Indian Scientists have recently developed a theory that helps understand the complicated nature of Sun-Earth interaction’s happening in the magnetosphere– an area of space around Earth that is controlled by the Earth’s magnetic field. This new theory has opened up a plethora of opportunities to unlock the mysteries of the ion-hole structures (a localized plasma region where the ion density is lower than the surrounding plasma). They are now working towards a detailed study of the ion hole structures observed in various space and astrophysical environments using the developed theory.

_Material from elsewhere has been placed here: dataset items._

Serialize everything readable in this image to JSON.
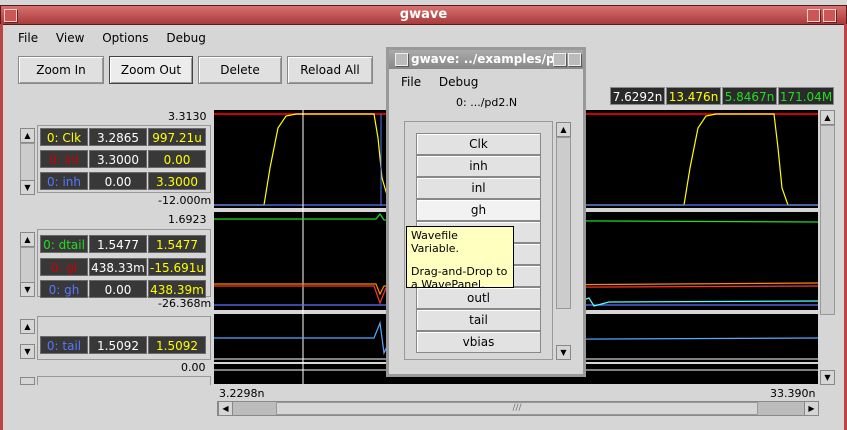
{
  "main": {
    "title": "gwave",
    "menu": [
      "File",
      "View",
      "Options",
      "Debug"
    ],
    "toolbar": {
      "zoom_in": "Zoom In",
      "zoom_out": "Zoom Out",
      "delete": "Delete",
      "reload": "Reload All"
    },
    "readouts": [
      {
        "text": "7.6292n",
        "color": "#ffffff"
      },
      {
        "text": "13.476n",
        "color": "#ffff00"
      },
      {
        "text": "5.8467n",
        "color": "#22dd22"
      },
      {
        "text": "171.04M",
        "color": "#22dd22"
      }
    ],
    "panels": [
      {
        "ymax": "3.3130",
        "ymin": "-12.000m",
        "rows": [
          {
            "name": "0: Clk",
            "name_color": "#ffff00",
            "v1": "3.2865",
            "v2": "997.21u"
          },
          {
            "name": "0: inl",
            "name_color": "#cc0000",
            "v1": "3.3000",
            "v2": "0.00"
          },
          {
            "name": "0: inh",
            "name_color": "#5577ff",
            "v1": "0.00",
            "v2": "3.3000"
          }
        ]
      },
      {
        "ymax": "1.6923",
        "ymin": "-26.368m",
        "rows": [
          {
            "name": "0: dtail",
            "name_color": "#22dd22",
            "v1": "1.5477",
            "v2": "1.5477"
          },
          {
            "name": "0: gl",
            "name_color": "#cc0000",
            "v1": "438.33m",
            "v2": "-15.691u"
          },
          {
            "name": "0: gh",
            "name_color": "#5577ff",
            "v1": "0.00",
            "v2": "438.39m"
          }
        ]
      },
      {
        "ymax": "",
        "ymin": "0.00",
        "rows": [
          {
            "name": "0: tail",
            "name_color": "#5577ff",
            "v1": "1.5092",
            "v2": "1.5092"
          }
        ]
      }
    ],
    "x_axis": {
      "start": "3.2298n",
      "end": "33.390n"
    }
  },
  "popup": {
    "title": "gwave: ../examples/pd",
    "menu": [
      "File",
      "Debug"
    ],
    "filename": "0: .../pd2.N",
    "variables": [
      "Clk",
      "inh",
      "inl",
      "gh",
      "",
      "",
      "",
      "outl",
      "tail",
      "vbias"
    ],
    "tooltip_line1": "Wavefile Variable.",
    "tooltip_line2": "Drag-and-Drop to",
    "tooltip_line3": "a WavePanel."
  },
  "colors": {
    "value_color": "#ffffff",
    "value2_color": "#ffff00"
  }
}
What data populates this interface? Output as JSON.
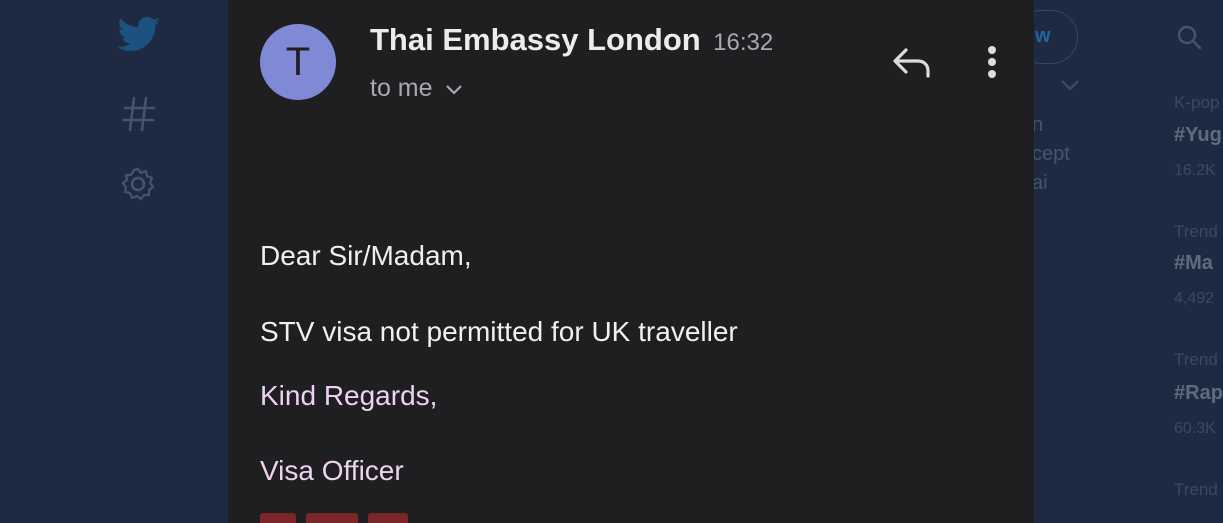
{
  "background": {
    "follow_button_text": "w",
    "tweet_fragments": [
      "n",
      "cept",
      "ai"
    ],
    "trends": [
      {
        "category": "K-pop",
        "tag": "#Yug",
        "count": "16.2K"
      },
      {
        "category": "Trend",
        "tag": "#Ma",
        "count": "4,492"
      },
      {
        "category": "Trend",
        "tag": "#Rap",
        "count": "60.3K"
      },
      {
        "category": "Trend",
        "tag": "",
        "count": ""
      }
    ]
  },
  "email": {
    "avatar_initial": "T",
    "sender_name": "Thai Embassy London",
    "time": "16:32",
    "recipient": "to me",
    "body": {
      "greeting": "Dear Sir/Madam,",
      "message": "STV visa not permitted for UK traveller",
      "closing": "Kind Regards,",
      "signature": "Visa Officer"
    },
    "colors": {
      "panel_bg": "#1f1f21",
      "avatar_bg": "#7f89d6",
      "signature_text": "#ecd2f0"
    }
  }
}
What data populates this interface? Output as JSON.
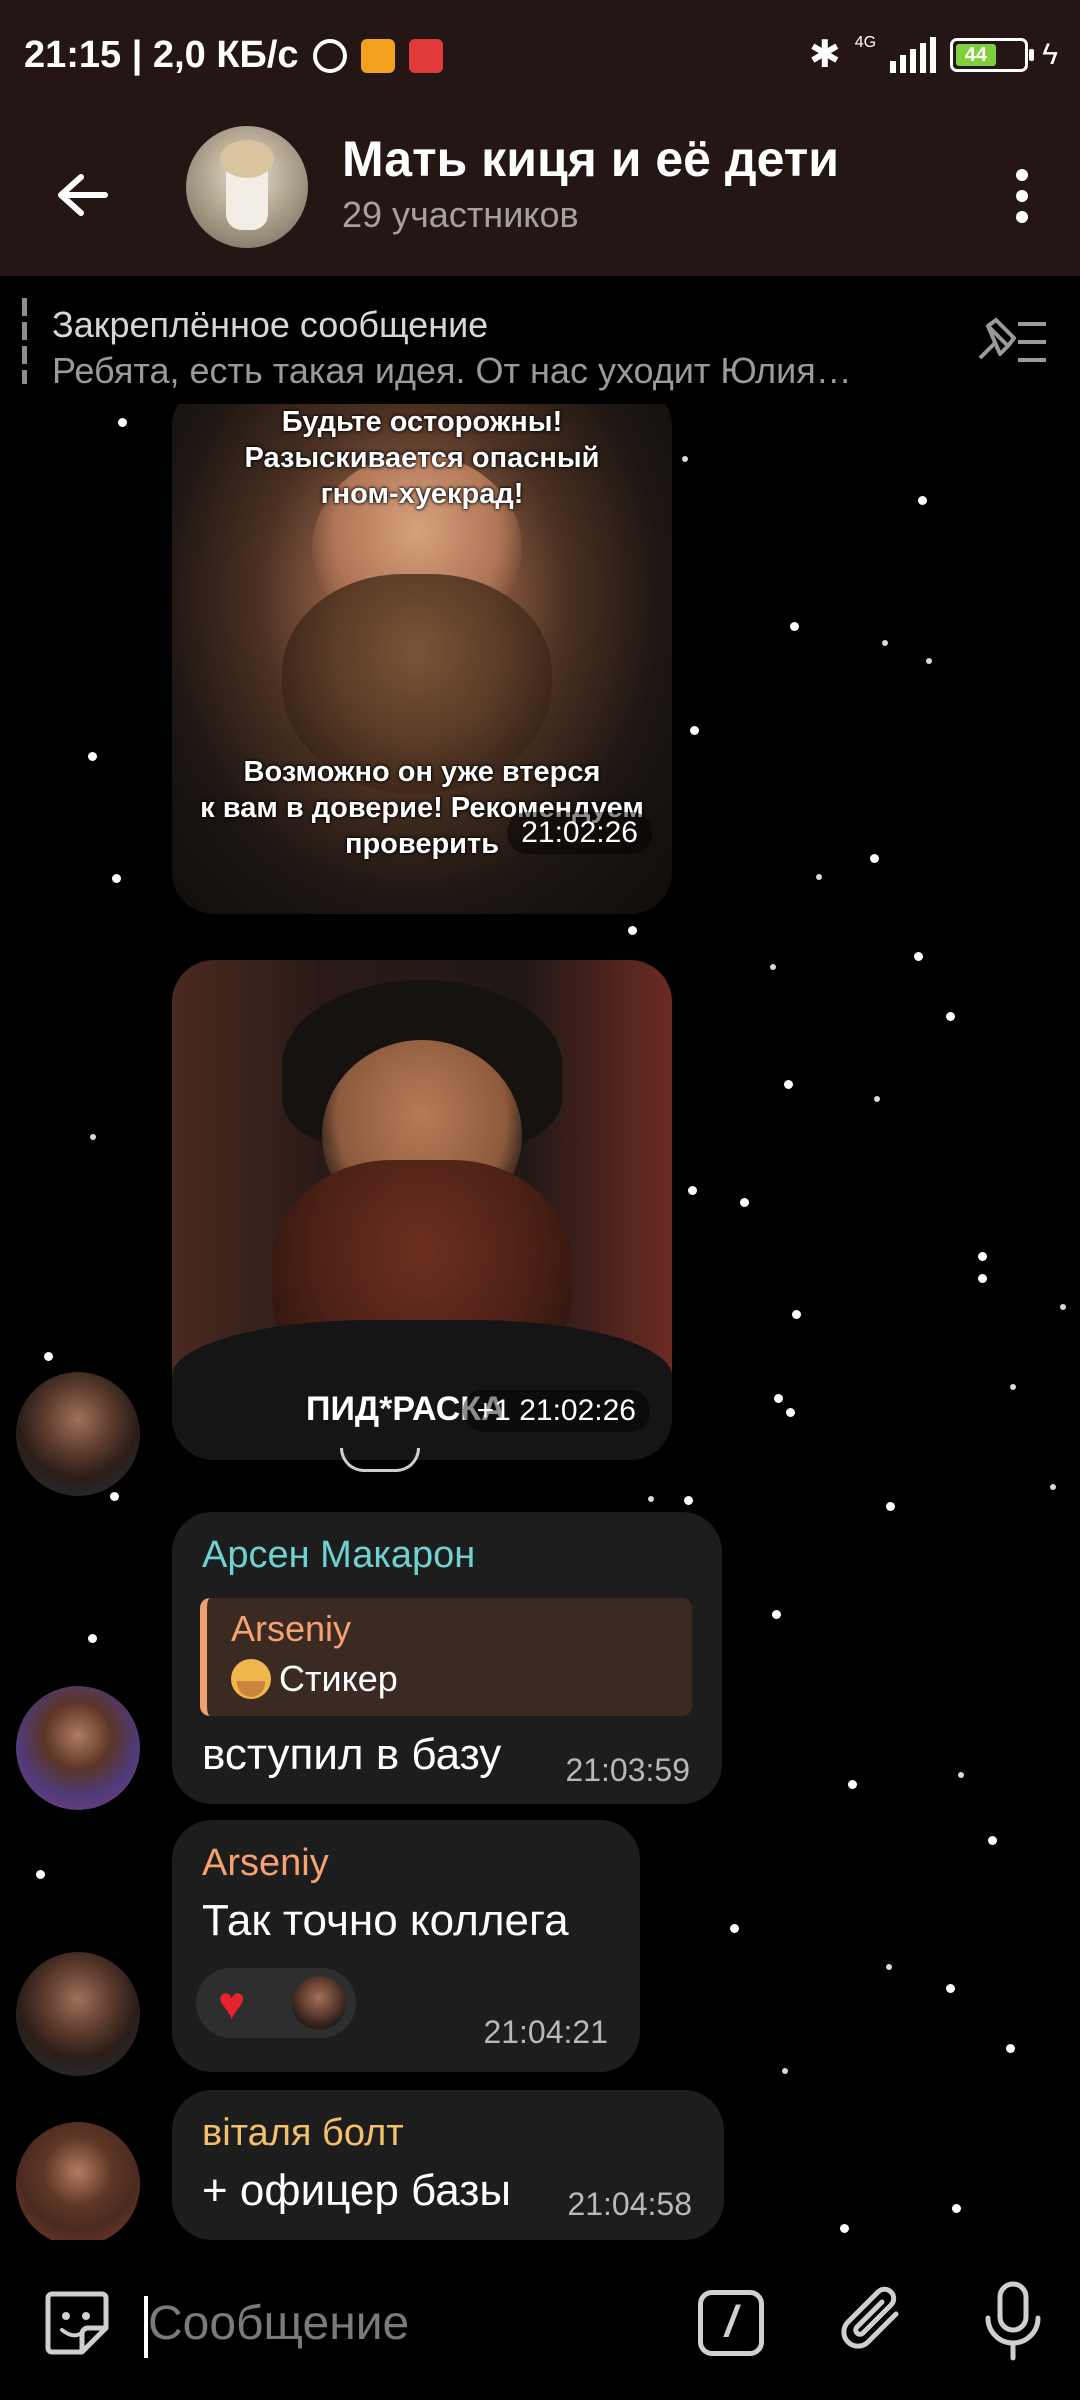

A group consisting of Harikrishnan, Prof. Amar Kakad, and Prof. Bharati Kakad from the Indian Institute of Geomagnetism (IIG), an autonomous institute under the Department of Science & Technology, Government of India developed a theory that solves every bit of uncertainty regarding the conflict between the observations from Magnetospheric Multiscale (MMS) Mission —a NASA robotic space mission to study the Earth’s magnetosphere and theoretical predictions. They were also supported by Prof. Peter Yoon from the University of Maryland, USA. They have completely ruled out the necessity of the upper limit in the temperature ratio between ions and electrons for the generation of a special kind of wave called Bernstein Green Kruskal (BGK) waves, named after the scientists who predicted this wave. They revealed that the electrons that are not part of ion hole dynamics also play a vital role. This work has also been published in the journal ‘Monthly Notices of the Royal Astronomical Society’.
On November 2, 2017, NASA’s latest expedition to unlock Sun-Earth interaction’s complicated nature, the MMS spacecraft, observed negative monopolar potential (electric field potentials which can be visualized in the form of single-humped pulse-type structures). The scientific community suddenly recognized its importance, and publications were presented. However, none of the available theories could explain the characteristics of these structures due to the exotic background conditions. The new theory developed by the IIG team provides a better understanding of their characteristics and sheds light on the generation of these structures leading to the unraveling of nature’s greatest mystery that causes phenomena —plasma transport and heating of plasma — the fourth state of matter after solid, liquid, and gas, which is the most natural and widely observed state of matter in the entire universe.